The Varieties of Historical Genres
A fellow author at the University of Oklahoma Press, environmental historian Adam Sowards, has a good newsletter that I commend to your attention.
Adam writes recently, “I’ve been thinking about the different ways history is written (and read) and wanted to explore that. Then, I saw a few newsletters and dozens of magazines and websites offering end-of-year book recommendations, and I thought I might be able to pull off a hybrid newsletter. Let’s see how it goes. Read on!”
Read on here.
The Brilliant Hackwork of P.G. Wodehouse
As a fan of Jeeves and Wooster, I really enjoyed this piece by writer Dan Brooks.
“The image of Wodehouse as some sort of manic literary beaver is one of the singular pleasures of reading his work. His professional career began in 1902 with the publication of his first novel and ended with the release of his 70th in 1974, less than a year before he died. The man fit in 25 years of full-time work before the first talkie hit theaters, back when the dominant media for comedy were stage shows and print.”

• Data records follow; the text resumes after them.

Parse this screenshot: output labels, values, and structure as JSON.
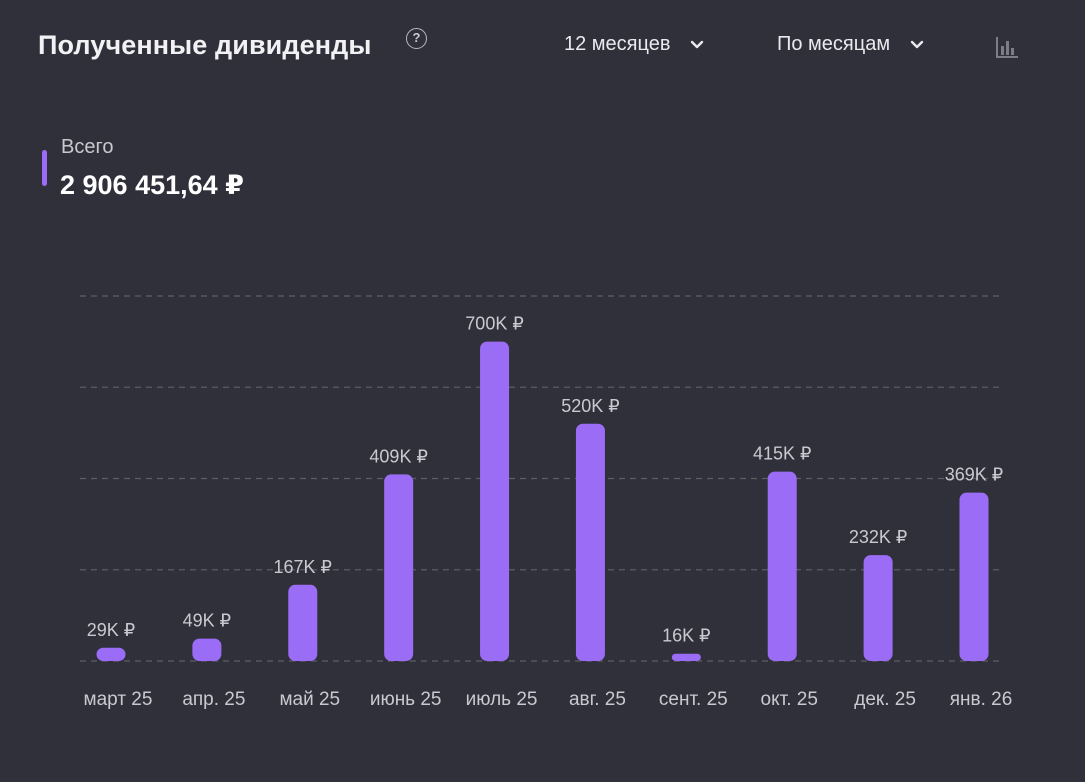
{
  "header": {
    "title": "Полученные дивиденды",
    "help_icon": "question-circle-icon",
    "period_label": "12 месяцев",
    "group_label": "По месяцам",
    "chart_type_icon": "bar-chart-icon"
  },
  "legend": {
    "label": "Всего",
    "value": "2 906 451,64 ₽",
    "color": "#9b6cf6"
  },
  "colors": {
    "background": "#30303a",
    "bar": "#9b6cf6",
    "grid": "#5c5c68",
    "label": "#c9c9d1"
  },
  "chart_data": {
    "type": "bar",
    "title": "",
    "xlabel": "",
    "ylabel": "",
    "categories": [
      "март 25",
      "апр. 25",
      "май 25",
      "июнь 25",
      "июль 25",
      "авг. 25",
      "сент. 25",
      "окт. 25",
      "дек. 25",
      "янв. 26"
    ],
    "values": [
      29,
      49,
      167,
      409,
      700,
      520,
      16,
      415,
      232,
      369
    ],
    "value_labels": [
      "29K ₽",
      "49K ₽",
      "167K ₽",
      "409K ₽",
      "700K ₽",
      "520K ₽",
      "16K ₽",
      "415K ₽",
      "232K ₽",
      "369K ₽"
    ],
    "unit": "тыс. ₽",
    "ylim": [
      0,
      800
    ],
    "grid": true,
    "legend": "top-left"
  }
}
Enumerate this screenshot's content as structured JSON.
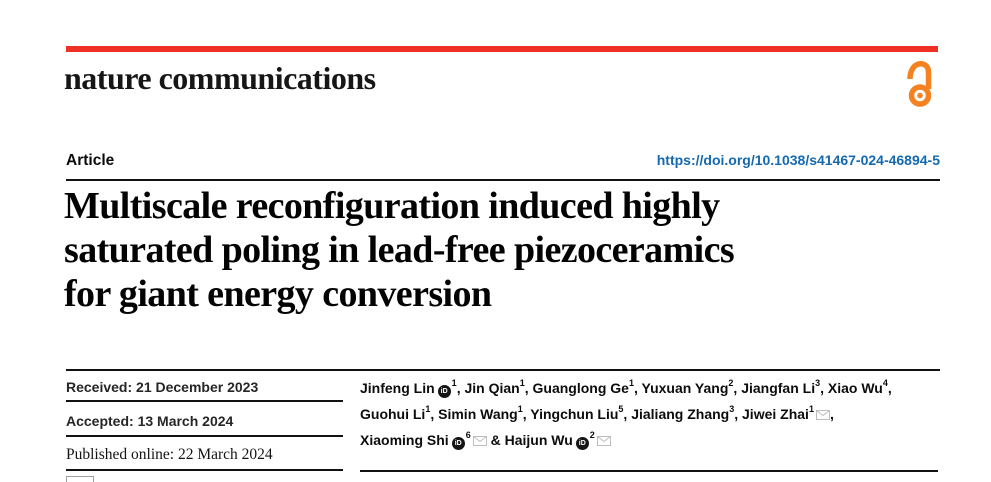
{
  "brand": {
    "logo": "nature communications",
    "accent_red": "#ee3124",
    "open_access_color": "#f58220",
    "open_access_icon": "open-access-lock-icon"
  },
  "article_bar": {
    "label": "Article",
    "doi": "https://doi.org/10.1038/s41467-024-46894-5",
    "doi_color": "#1569b0"
  },
  "title": {
    "full": "Multiscale reconfiguration induced highly saturated poling in lead-free piezoceramics for giant energy conversion",
    "lines": [
      "Multiscale reconfiguration induced highly",
      "saturated poling in lead-free piezoceramics",
      "for giant energy conversion"
    ]
  },
  "history": {
    "received": "Received: 21 December 2023",
    "accepted": "Accepted: 13 March 2024",
    "published": "Published online: 22 March 2024"
  },
  "icons": {
    "orcid": "orcid-icon",
    "orcid_color": "#151515",
    "envelope": "envelope-icon",
    "envelope_color": "#bdbdbd"
  },
  "authors": {
    "lines": [
      [
        {
          "name": "Jinfeng Lin",
          "orcid": true,
          "sup": "1",
          "mail": false,
          "sep": ", "
        },
        {
          "name": "Jin Qian",
          "orcid": false,
          "sup": "1",
          "mail": false,
          "sep": ", "
        },
        {
          "name": "Guanglong Ge",
          "orcid": false,
          "sup": "1",
          "mail": false,
          "sep": ", "
        },
        {
          "name": "Yuxuan Yang",
          "orcid": false,
          "sup": "2",
          "mail": false,
          "sep": ", "
        },
        {
          "name": "Jiangfan Li",
          "orcid": false,
          "sup": "3",
          "mail": false,
          "sep": ", "
        },
        {
          "name": "Xiao Wu",
          "orcid": false,
          "sup": "4",
          "mail": false,
          "sep": ","
        }
      ],
      [
        {
          "name": "Guohui Li",
          "orcid": false,
          "sup": "1",
          "mail": false,
          "sep": ", "
        },
        {
          "name": "Simin Wang",
          "orcid": false,
          "sup": "1",
          "mail": false,
          "sep": ", "
        },
        {
          "name": "Yingchun Liu",
          "orcid": false,
          "sup": "5",
          "mail": false,
          "sep": ", "
        },
        {
          "name": "Jialiang Zhang",
          "orcid": false,
          "sup": "3",
          "mail": false,
          "sep": ", "
        },
        {
          "name": "Jiwei Zhai",
          "orcid": false,
          "sup": "1",
          "mail": true,
          "sep": ","
        }
      ],
      [
        {
          "name": "Xiaoming Shi",
          "orcid": true,
          "sup": "6",
          "mail": true,
          "sep": " & "
        },
        {
          "name": "Haijun Wu",
          "orcid": true,
          "sup": "2",
          "mail": true,
          "sep": ""
        }
      ]
    ]
  }
}
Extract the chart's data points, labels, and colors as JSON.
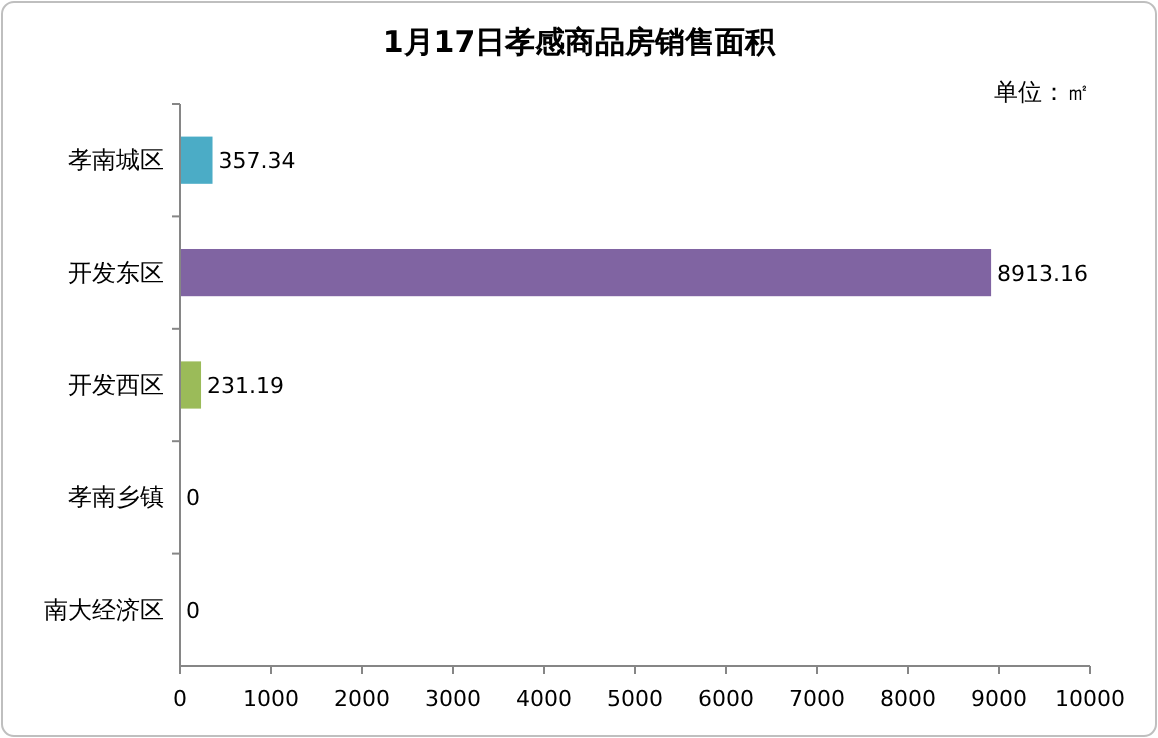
{
  "chart_data": {
    "type": "bar",
    "orientation": "horizontal",
    "title": "1月17日孝感商品房销售面积",
    "annotations": [
      "单位：㎡"
    ],
    "categories": [
      "孝南城区",
      "开发东区",
      "开发西区",
      "孝南乡镇",
      "南大经济区"
    ],
    "values": [
      357.34,
      8913.16,
      231.19,
      0,
      0
    ],
    "colors": [
      "#4bacc6",
      "#8064a2",
      "#9bbb59",
      "#4f81bd",
      "#c0504d"
    ],
    "xlim": [
      0,
      10000
    ],
    "xticks": [
      0,
      1000,
      2000,
      3000,
      4000,
      5000,
      6000,
      7000,
      8000,
      9000,
      10000
    ],
    "data_labels": true,
    "grid": false
  }
}
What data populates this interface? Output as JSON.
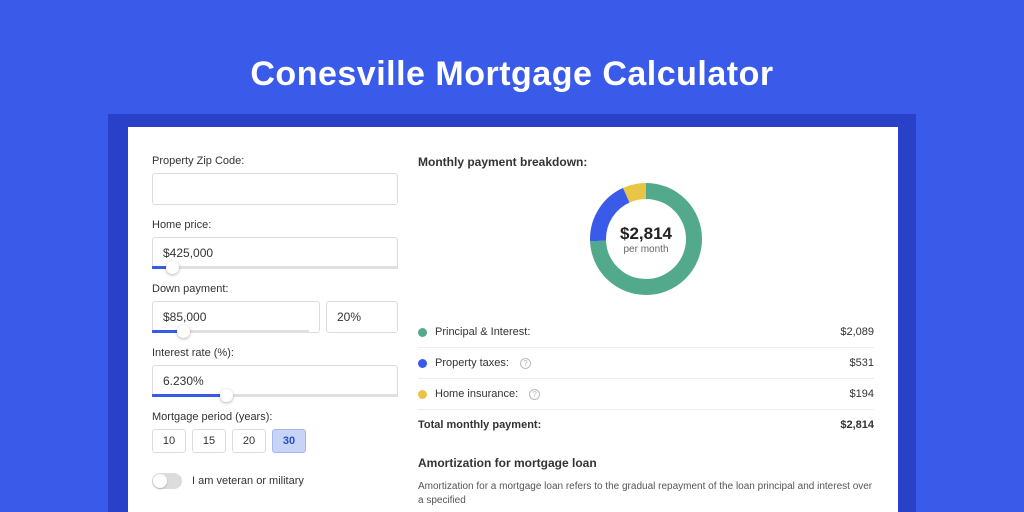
{
  "page": {
    "title": "Conesville Mortgage Calculator",
    "background_color": "#3a5bea",
    "panel_background": "#ffffff",
    "panel_shadow": "#2940c9"
  },
  "form": {
    "zip": {
      "label": "Property Zip Code:",
      "value": ""
    },
    "home_price": {
      "label": "Home price:",
      "value": "$425,000",
      "slider_pct": 8
    },
    "down_payment": {
      "label": "Down payment:",
      "amount": "$85,000",
      "percent": "20%",
      "slider_pct": 20
    },
    "interest_rate": {
      "label": "Interest rate (%):",
      "value": "6.230%",
      "slider_pct": 30
    },
    "mortgage_period": {
      "label": "Mortgage period (years):",
      "options": [
        "10",
        "15",
        "20",
        "30"
      ],
      "active_index": 3
    },
    "veteran": {
      "label": "I am veteran or military",
      "checked": false
    }
  },
  "breakdown": {
    "heading": "Monthly payment breakdown:",
    "donut": {
      "center_value": "$2,814",
      "center_sub": "per month",
      "stroke_width": 16,
      "segments": [
        {
          "name": "principal_interest",
          "color": "#52a98c",
          "value": 2089
        },
        {
          "name": "property_taxes",
          "color": "#3a5bea",
          "value": 531
        },
        {
          "name": "home_insurance",
          "color": "#e9c547",
          "value": 194
        }
      ]
    },
    "rows": [
      {
        "swatch": "#52a98c",
        "label": "Principal & Interest:",
        "value": "$2,089",
        "has_info": false
      },
      {
        "swatch": "#3a5bea",
        "label": "Property taxes:",
        "value": "$531",
        "has_info": true
      },
      {
        "swatch": "#e9c547",
        "label": "Home insurance:",
        "value": "$194",
        "has_info": true
      }
    ],
    "total": {
      "label": "Total monthly payment:",
      "value": "$2,814"
    }
  },
  "amortization": {
    "heading": "Amortization for mortgage loan",
    "body": "Amortization for a mortgage loan refers to the gradual repayment of the loan principal and interest over a specified"
  }
}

This may make you want to pick up one of the Wodehouse classics. Link here.
The Silver Palate Cookbook Changed Home Cooking (and Pesto Consumption) As We Know It
We have a very well thumbed copy of the Silver Palate. I’ve used the book many times, but never knew the backstory.
“The cookbook was a product of its time and place: New York’s Upper West Side in the late 1970s and early ’80s. A world synonymous (at least in the mind of the average moviegoer) with Woody Allen and then Nora Ephron. You can bet that before they were forced to play Pictionary at that dinner party, Harry and Sally were fed salmon mousse and chicken Marbella or maybe osso bucco.”